Most states clearly spell out how its family courts decide if a custodial parent may move with a child. Some states routinely require the custodial parent to inform the non-custodial parent of his or her intentions before any such move. Yet other family courts will issue restraining orders unless they have given permission for such a move. Still others require the non-custodial parent to agree to the move before a custodial parent may move. If the state's rules are not followed, or blatantly ignored, the parent often faces losing custody or facing criminal charges. If you are considering such a move, carefully consider and address as early in the planning process as possible the rights of the non-custodial parent. Try to peacefully collaborate on a new parenting plan.
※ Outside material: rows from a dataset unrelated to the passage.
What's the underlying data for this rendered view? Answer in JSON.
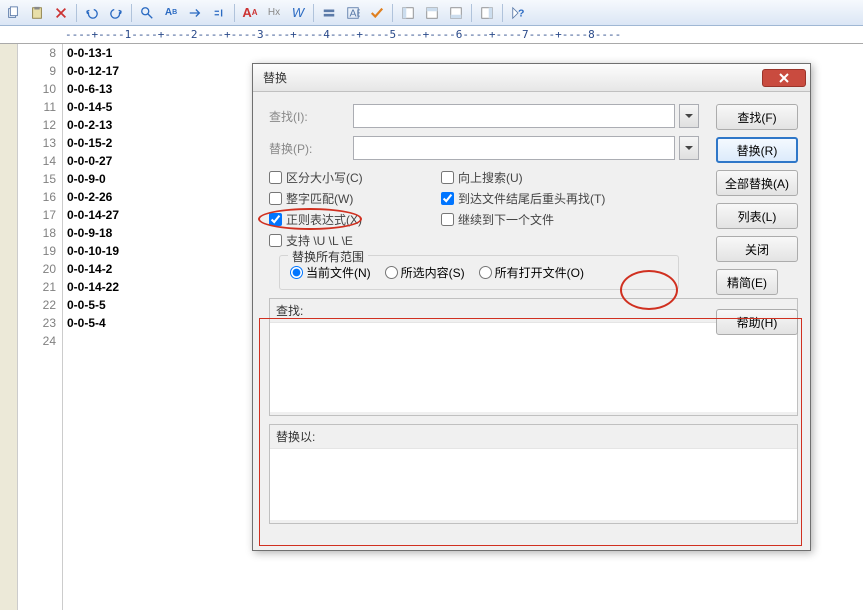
{
  "toolbar": {
    "icons": [
      "copy-icon",
      "paste-icon",
      "delete-icon",
      "",
      "undo-icon",
      "redo-icon",
      "",
      "search-icon",
      "find-char-icon",
      "goto-icon",
      "bookmark-icon",
      "",
      "font-size-icon",
      "hex-icon",
      "wrap-icon",
      "",
      "highlight-icon",
      "block-icon",
      "check-icon",
      "",
      "panel1-icon",
      "panel2-icon",
      "panel3-icon",
      "",
      "panel4-icon",
      "",
      "help-icon"
    ]
  },
  "ruler": "----+----1----+----2----+----3----+----4----+----5----+----6----+----7----+----8----",
  "lines": [
    {
      "n": "8",
      "t": "0-0-13-1"
    },
    {
      "n": "9",
      "t": "0-0-12-17"
    },
    {
      "n": "10",
      "t": "0-0-6-13"
    },
    {
      "n": "11",
      "t": "0-0-14-5"
    },
    {
      "n": "12",
      "t": "0-0-2-13"
    },
    {
      "n": "13",
      "t": "0-0-15-2"
    },
    {
      "n": "14",
      "t": "0-0-0-27"
    },
    {
      "n": "15",
      "t": "0-0-9-0"
    },
    {
      "n": "16",
      "t": "0-0-2-26"
    },
    {
      "n": "17",
      "t": "0-0-14-27"
    },
    {
      "n": "18",
      "t": "0-0-9-18"
    },
    {
      "n": "19",
      "t": "0-0-10-19"
    },
    {
      "n": "20",
      "t": "0-0-14-2"
    },
    {
      "n": "21",
      "t": "0-0-14-22"
    },
    {
      "n": "22",
      "t": "0-0-5-5"
    },
    {
      "n": "23",
      "t": "0-0-5-4"
    },
    {
      "n": "24",
      "t": ""
    }
  ],
  "dialog": {
    "title": "替换",
    "find_label": "查找(I):",
    "replace_label": "替换(P):",
    "find_value": "",
    "replace_value": "",
    "btns": {
      "find": "查找(F)",
      "replace": "替换(R)",
      "replace_all": "全部替换(A)",
      "list": "列表(L)",
      "close": "关闭",
      "simple": "精简(E)",
      "help": "帮助(H)"
    },
    "opts": {
      "case": "区分大小写(C)",
      "whole": "整字匹配(W)",
      "regex": "正则表达式(X)",
      "backslash": "支持 \\U \\L \\E",
      "up": "向上搜索(U)",
      "eof": "到达文件结尾后重头再找(T)",
      "next_file": "继续到下一个文件"
    },
    "scope": {
      "title": "替换所有范围",
      "current": "当前文件(N)",
      "selection": "所选内容(S)",
      "all_open": "所有打开文件(O)"
    },
    "ml_find": "查找:",
    "ml_replace": "替换以:"
  }
}
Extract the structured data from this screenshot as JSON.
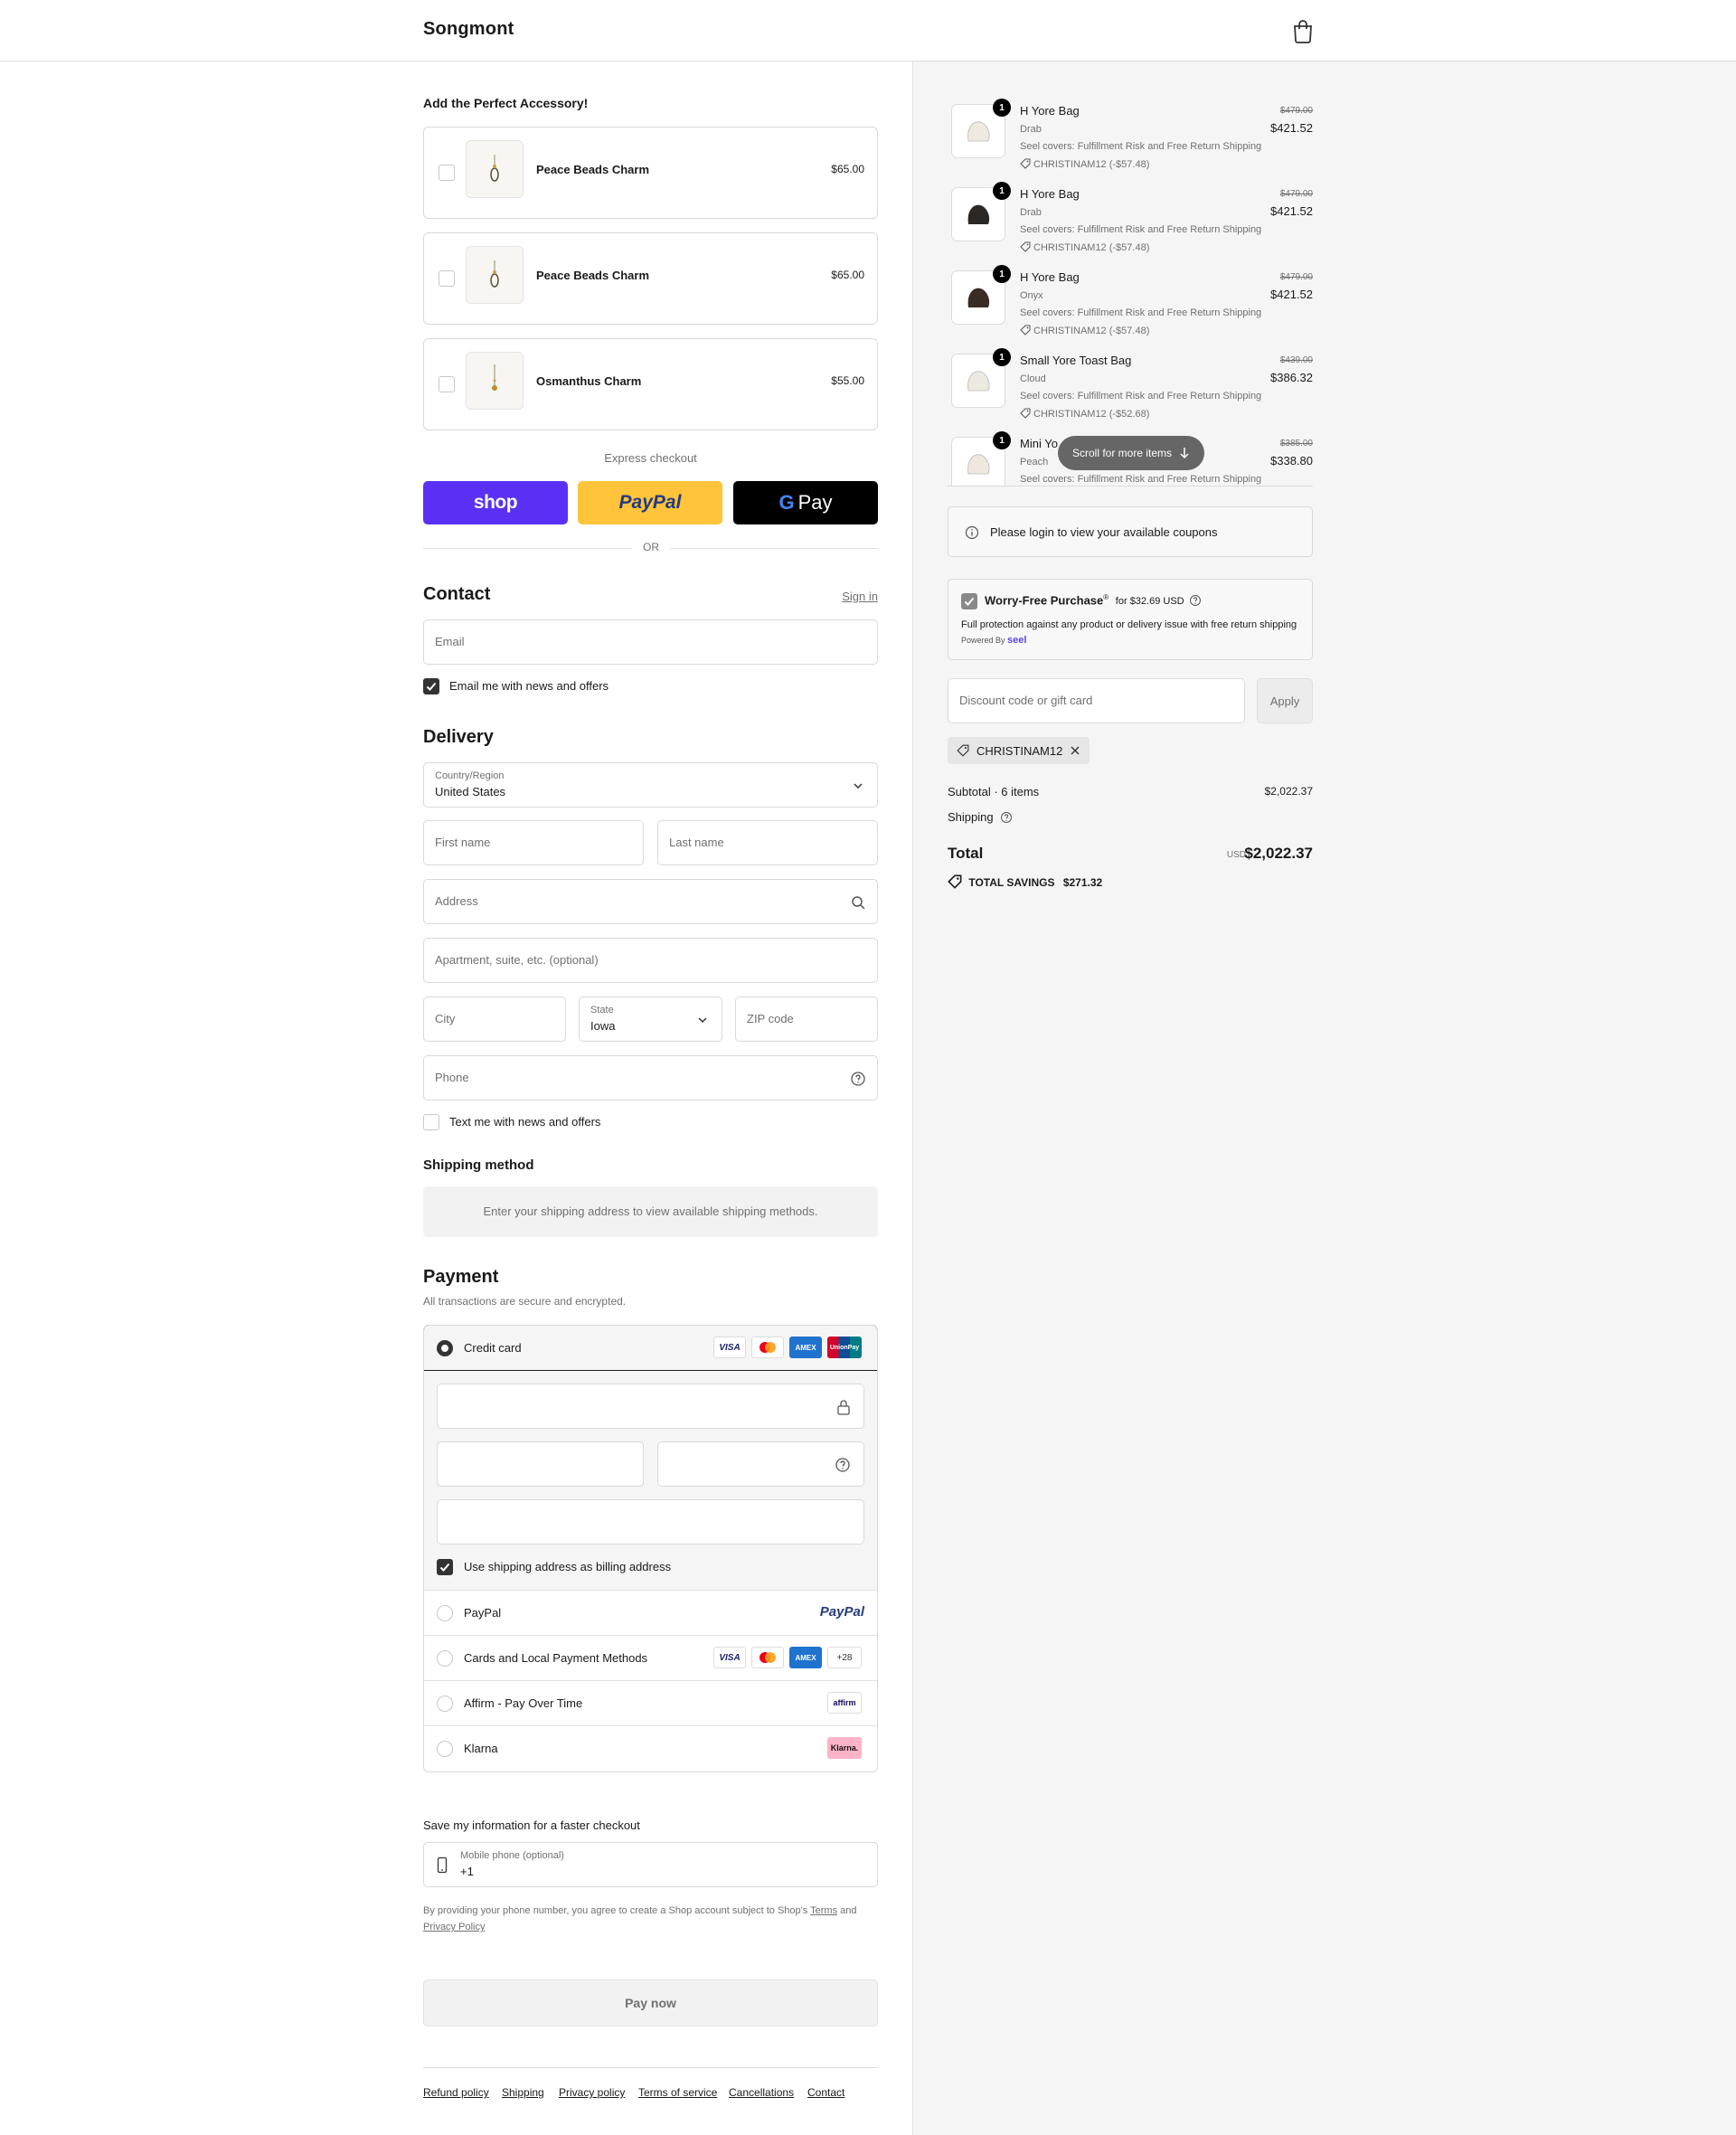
{
  "header": {
    "brand": "Songmont"
  },
  "accessories": {
    "title": "Add the Perfect Accessory!",
    "items": [
      {
        "name": "Peace Beads Charm",
        "price": "$65.00"
      },
      {
        "name": "Peace Beads Charm",
        "price": "$65.00"
      },
      {
        "name": "Osmanthus Charm",
        "price": "$55.00"
      }
    ]
  },
  "express": {
    "label": "Express checkout",
    "shop": "shop",
    "paypal": "PayPal",
    "gpay": "Pay",
    "or": "OR"
  },
  "contact": {
    "title": "Contact",
    "sign_in": "Sign in",
    "email_placeholder": "Email",
    "email_news": "Email me with news and offers"
  },
  "delivery": {
    "title": "Delivery",
    "country_label": "Country/Region",
    "country_value": "United States",
    "first_name": "First name",
    "last_name": "Last name",
    "address": "Address",
    "apartment": "Apartment, suite, etc. (optional)",
    "city": "City",
    "state_label": "State",
    "state_value": "Iowa",
    "zip": "ZIP code",
    "phone": "Phone",
    "text_news": "Text me with news and offers"
  },
  "shipping_method": {
    "title": "Shipping method",
    "message": "Enter your shipping address to view available shipping methods."
  },
  "payment": {
    "title": "Payment",
    "subtitle": "All transactions are secure and encrypted.",
    "credit_card": "Credit card",
    "billing_same": "Use shipping address as billing address",
    "paypal": "PayPal",
    "cards_local": "Cards and Local Payment Methods",
    "cards_more": "+28",
    "affirm": "Affirm - Pay Over Time",
    "klarna": "Klarna",
    "visa": "VISA",
    "amex": "AMEX",
    "unionpay": "UnionPay",
    "affirm_logo": "affirm",
    "klarna_logo": "Klarna."
  },
  "save_info": {
    "title": "Save my information for a faster checkout",
    "phone_label": "Mobile phone (optional)",
    "phone_value": "+1",
    "terms_prefix": "By providing your phone number, you agree to create a Shop account subject to Shop's",
    "terms": "Terms",
    "and": "and",
    "privacy": "Privacy Policy"
  },
  "pay_now": "Pay now",
  "footer": [
    "Refund policy",
    "Shipping",
    "Privacy policy",
    "Terms of service",
    "Cancellations",
    "Contact"
  ],
  "summary": {
    "items": [
      {
        "qty": "1",
        "name": "H Yore Bag",
        "variant": "Drab",
        "seel": "Seel covers: Fulfillment Risk and Free Return Shipping",
        "discount": "CHRISTINAM12 (-$57.48)",
        "old_price": "$479.00",
        "price": "$421.52",
        "color": "#eeeae2"
      },
      {
        "qty": "1",
        "name": "H Yore Bag",
        "variant": "Drab",
        "seel": "Seel covers: Fulfillment Risk and Free Return Shipping",
        "discount": "CHRISTINAM12 (-$57.48)",
        "old_price": "$479.00",
        "price": "$421.52",
        "color": "#2b2724"
      },
      {
        "qty": "1",
        "name": "H Yore Bag",
        "variant": "Onyx",
        "seel": "Seel covers: Fulfillment Risk and Free Return Shipping",
        "discount": "CHRISTINAM12 (-$57.48)",
        "old_price": "$479.00",
        "price": "$421.52",
        "color": "#3a2a24"
      },
      {
        "qty": "1",
        "name": "Small Yore Toast Bag",
        "variant": "Cloud",
        "seel": "Seel covers: Fulfillment Risk and Free Return Shipping",
        "discount": "CHRISTINAM12 (-$52.68)",
        "old_price": "$439.00",
        "price": "$386.32",
        "color": "#ece9e0"
      },
      {
        "qty": "1",
        "name": "Mini Yo",
        "variant": "Peach",
        "seel": "Seel covers: Fulfillment Risk and Free Return Shipping",
        "discount": "",
        "old_price": "$385.00",
        "price": "$338.80",
        "color": "#efe8df"
      }
    ],
    "scroll_hint": "Scroll for more items",
    "coupon_msg": "Please login to view your available coupons",
    "worry": {
      "title": "Worry-Free Purchase",
      "sup": "®",
      "price": "for $32.69 USD",
      "desc": "Full protection against any product or delivery issue with free return shipping",
      "powered": "Powered By",
      "brand": "seel"
    },
    "discount_placeholder": "Discount code or gift card",
    "apply": "Apply",
    "applied_code": "CHRISTINAM12",
    "subtotal_label": "Subtotal · 6 items",
    "subtotal_value": "$2,022.37",
    "shipping_label": "Shipping",
    "total_label": "Total",
    "currency": "USD",
    "total_value": "$2,022.37",
    "savings_label": "TOTAL SAVINGS",
    "savings_value": "$271.32"
  }
}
On Your Own (Outside the Court System)
It's the responsibility of both parents to work out and maintain a custodial arrangement to maximize the benefits to the child. Whatever changes need to be accommodated, amicably working toward them will save time. To help create an amicable-or at least non-contentious-situation, there is a simple thing parents can do to aid courts and mediators with their important decisions. Each parent should create a list of his or her involvement with the child. It should include all community, school, and after-school activities, for example, in which the parent plays a roll. From Den Mother to chauffeur, it's all worth bringing up to give the court an informed perspective of your relationship with your child.
Bear in mind, depending upon the state in which you reside, it is generally much easier for family courts to grant the custodial parent's requests. Non-custodial parents may have to present a more thoughtful case, but they are not powerless. If they keep thorough records, they can often defeat a move-away petition. They might convince the court to prevent the custodial parent from moving or even have custody shifted to the non-custodial parent. (Either of these orders would require the non-custodial party to petition or file a motion with the court.)
Whether you are the custodial or non-custodial parent, try especially hard to get along for the period of time it takes to restructure the visitation for such move-aways. Set aside the warfare. After all, the parents are most knowledgeable about their child's best interests. If you and your ex are at loggerheads over a revised schedule, try negotiation or mediation (often offered at no or low cost through family court services) rather than rushing to the court or the judge. Neither wants to see you.